The Mystery of Love
In this strikingly original and ambitious book, Andrew Meehan gives us an account of the marriage of Constance and Oscar Wilde seen through Constance’s eyes. Her inner life from their first association to their wedding, the birth of two sons, separation and Oscar’s public downfall are imagined in affecting and absorbing detail. Occasional responses to Constance’s narrative come from Oscar in footnotes.
‘…If you’re here to propose marriage, let’s get on with it’ says the unconventional Constance, who describes her wedding dress as ‘a handful of slimy satin’. Her motive for accepting the proposal? To leave home. His for making it? ‘Free passage for life in the disguise of a respectable man’. They are matched in unpredictability, wilfulness and complexity of character. Constance understands her famous husband and his favourite pastime of ‘smoking, reading and being looked at’, but struggles with his neglect, extravagance and long absences, always aware of the relentless public gaze. Despite the eccentricity of the marriage, they show some more familiar responses: the exhaustion and concern of new parents, the quarrels which begin with ‘why do you always…’

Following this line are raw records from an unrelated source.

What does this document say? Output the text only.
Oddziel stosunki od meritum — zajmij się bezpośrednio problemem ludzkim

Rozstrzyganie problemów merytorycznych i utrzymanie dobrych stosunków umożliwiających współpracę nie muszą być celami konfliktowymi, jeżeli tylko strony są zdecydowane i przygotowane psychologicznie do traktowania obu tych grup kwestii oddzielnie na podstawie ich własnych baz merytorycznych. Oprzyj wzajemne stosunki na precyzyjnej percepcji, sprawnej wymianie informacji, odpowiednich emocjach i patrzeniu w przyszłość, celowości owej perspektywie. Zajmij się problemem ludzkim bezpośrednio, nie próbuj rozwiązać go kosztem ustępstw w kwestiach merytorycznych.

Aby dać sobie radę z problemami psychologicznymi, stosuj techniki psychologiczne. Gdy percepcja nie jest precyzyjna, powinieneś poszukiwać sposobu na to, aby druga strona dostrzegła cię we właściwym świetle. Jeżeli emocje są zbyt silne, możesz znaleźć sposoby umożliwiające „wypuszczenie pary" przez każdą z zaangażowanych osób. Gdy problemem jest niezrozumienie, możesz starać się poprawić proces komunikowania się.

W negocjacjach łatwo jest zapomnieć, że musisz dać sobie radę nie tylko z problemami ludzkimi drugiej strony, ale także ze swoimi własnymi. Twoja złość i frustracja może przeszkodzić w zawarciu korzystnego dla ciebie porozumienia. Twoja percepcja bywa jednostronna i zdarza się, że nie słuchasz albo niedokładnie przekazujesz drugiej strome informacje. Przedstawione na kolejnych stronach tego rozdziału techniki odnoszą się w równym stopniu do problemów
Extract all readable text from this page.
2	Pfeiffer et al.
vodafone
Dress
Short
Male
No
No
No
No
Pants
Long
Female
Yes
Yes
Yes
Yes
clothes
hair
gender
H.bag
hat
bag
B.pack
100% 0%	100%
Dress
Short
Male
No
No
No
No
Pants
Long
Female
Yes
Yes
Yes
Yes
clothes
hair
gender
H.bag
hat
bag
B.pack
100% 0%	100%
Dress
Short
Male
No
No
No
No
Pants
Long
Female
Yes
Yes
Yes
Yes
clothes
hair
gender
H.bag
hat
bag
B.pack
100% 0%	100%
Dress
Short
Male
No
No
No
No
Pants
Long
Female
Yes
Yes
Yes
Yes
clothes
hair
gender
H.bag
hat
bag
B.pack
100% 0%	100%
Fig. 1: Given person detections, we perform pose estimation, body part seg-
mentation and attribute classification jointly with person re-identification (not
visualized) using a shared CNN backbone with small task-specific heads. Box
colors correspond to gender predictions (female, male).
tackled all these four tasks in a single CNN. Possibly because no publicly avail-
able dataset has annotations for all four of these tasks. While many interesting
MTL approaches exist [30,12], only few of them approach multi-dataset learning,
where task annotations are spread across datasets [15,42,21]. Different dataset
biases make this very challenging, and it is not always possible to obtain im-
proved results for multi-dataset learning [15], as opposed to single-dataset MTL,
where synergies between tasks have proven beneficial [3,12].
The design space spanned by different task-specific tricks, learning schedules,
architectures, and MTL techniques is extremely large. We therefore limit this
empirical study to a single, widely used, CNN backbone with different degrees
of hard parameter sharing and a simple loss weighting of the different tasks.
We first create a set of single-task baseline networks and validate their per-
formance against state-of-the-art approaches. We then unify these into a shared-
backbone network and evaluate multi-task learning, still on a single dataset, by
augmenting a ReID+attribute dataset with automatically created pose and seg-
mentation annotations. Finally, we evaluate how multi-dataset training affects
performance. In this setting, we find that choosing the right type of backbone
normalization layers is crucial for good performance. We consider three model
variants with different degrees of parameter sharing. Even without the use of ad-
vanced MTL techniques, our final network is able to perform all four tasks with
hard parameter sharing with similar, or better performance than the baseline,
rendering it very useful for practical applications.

This story of their lives is excellently and wittily written, with many memorable descriptions. Constance is amazed at the fanatical and ornate detail with which Oscar approaches the furnishing of their house in Tite Street. She dreads living in ‘an extrovert house…’ in which ‘the room was just as important as what happened there’.
The end of Oscar Wilde’s outwardly glittering life is described by his estranged wife reflecting on their time together as she travels across Europe to visit him in Reading Gaol. Still she loves him as deeply as he does her – the mystery of love.